Pool Gavilánez

Personal information
- Full name: Pool Geovanny Gavilánez Solís
- Date of birth: 3 August 1981 (age 44)
- Place of birth: Guayaquil, Ecuador
- Height: 1.76 m (5 ft 9 in)
- Position: Midfielder

Team information
- Current team: Guayaquil City (manager)

Youth career
- 1999–2000: Emelec

Senior career*
- Years: Team / Apps / (Gls)
- 2000–2005: Emelec / 0 / (0)
- 2000–2001: → Santa Rita (loan) / 19 / (0)
- 2002: → Delfín (loan) / 21 / (1)
- 2003: → Peñarol Portoviejo (loan) / 2 / (0)
- 2004: → Audaz Octubrino (loan) / 25 / (3)
- 2005: Deportivo Quevedo / 25 / (3)
- 2006: Toreros / 6 / (0)
- 2007–2009: Patria / 20 / (4)
- 2010: Calvi / 8 / (0)
- 2011: Carlos Borbor Reyes / 6 / (2)

International career
- 2001: Ecuador U20

Managerial career
- Guayaquil Sport
- 2017–: Guayaquil City

= Pool Gavilánez =

Ecuadorian footballer and manager (born 1981)

Pool Geovanny Gavilánez Solís (born 3 August 1981) is an Ecuadorian football manager and former player who played as a midfielder. He is the current manager of Guayaquil City.

==Playing career==
Born in Guayaquil, Gavilánez spent the most of his career linked to Emelec. However, he never made his first team debut with the side, serving loan deals at Santa Rita, Delfín, Peñarol Portoviejo and Audaz Octubrino before leaving in 2005.

Gavilánez subsequently represented Deportivo Quevedo, Toreros, Patria, Calvi and Carlos Borbor Reyes, retiring with the latter in the end of 2011, aged 32.

==Managerial career==
After retiring, Gavilánez started managing Guayaquil Sport. For the 2017 season, he became the sporting director of River Ecuador before being named manager of the club (now named Guayaquil City) in September.

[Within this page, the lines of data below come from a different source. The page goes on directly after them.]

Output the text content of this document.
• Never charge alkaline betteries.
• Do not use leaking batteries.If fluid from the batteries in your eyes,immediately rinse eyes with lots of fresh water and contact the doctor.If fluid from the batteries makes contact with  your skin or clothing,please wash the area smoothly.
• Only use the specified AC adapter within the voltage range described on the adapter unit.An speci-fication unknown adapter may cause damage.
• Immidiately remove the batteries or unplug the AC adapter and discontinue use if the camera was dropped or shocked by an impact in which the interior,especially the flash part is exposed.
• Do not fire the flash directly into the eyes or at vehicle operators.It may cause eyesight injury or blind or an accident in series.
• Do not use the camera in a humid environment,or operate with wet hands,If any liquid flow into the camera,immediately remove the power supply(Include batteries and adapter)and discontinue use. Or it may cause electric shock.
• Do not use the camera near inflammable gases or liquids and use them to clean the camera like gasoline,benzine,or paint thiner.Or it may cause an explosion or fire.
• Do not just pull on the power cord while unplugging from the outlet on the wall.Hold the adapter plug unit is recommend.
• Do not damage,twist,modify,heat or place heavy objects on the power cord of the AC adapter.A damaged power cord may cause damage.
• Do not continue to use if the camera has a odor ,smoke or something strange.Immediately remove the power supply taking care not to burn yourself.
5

On 6 November 2017, Gavilánez renewed his contract with Guayaquil City for the 2018 campaign. On 6 December 2022, he further extended his link until 2027.

Despite suffering relegation in the 2023 season, Gavilánez remained in charge of the club for the following year, and led the club back to the top tier in the 2025 campaign.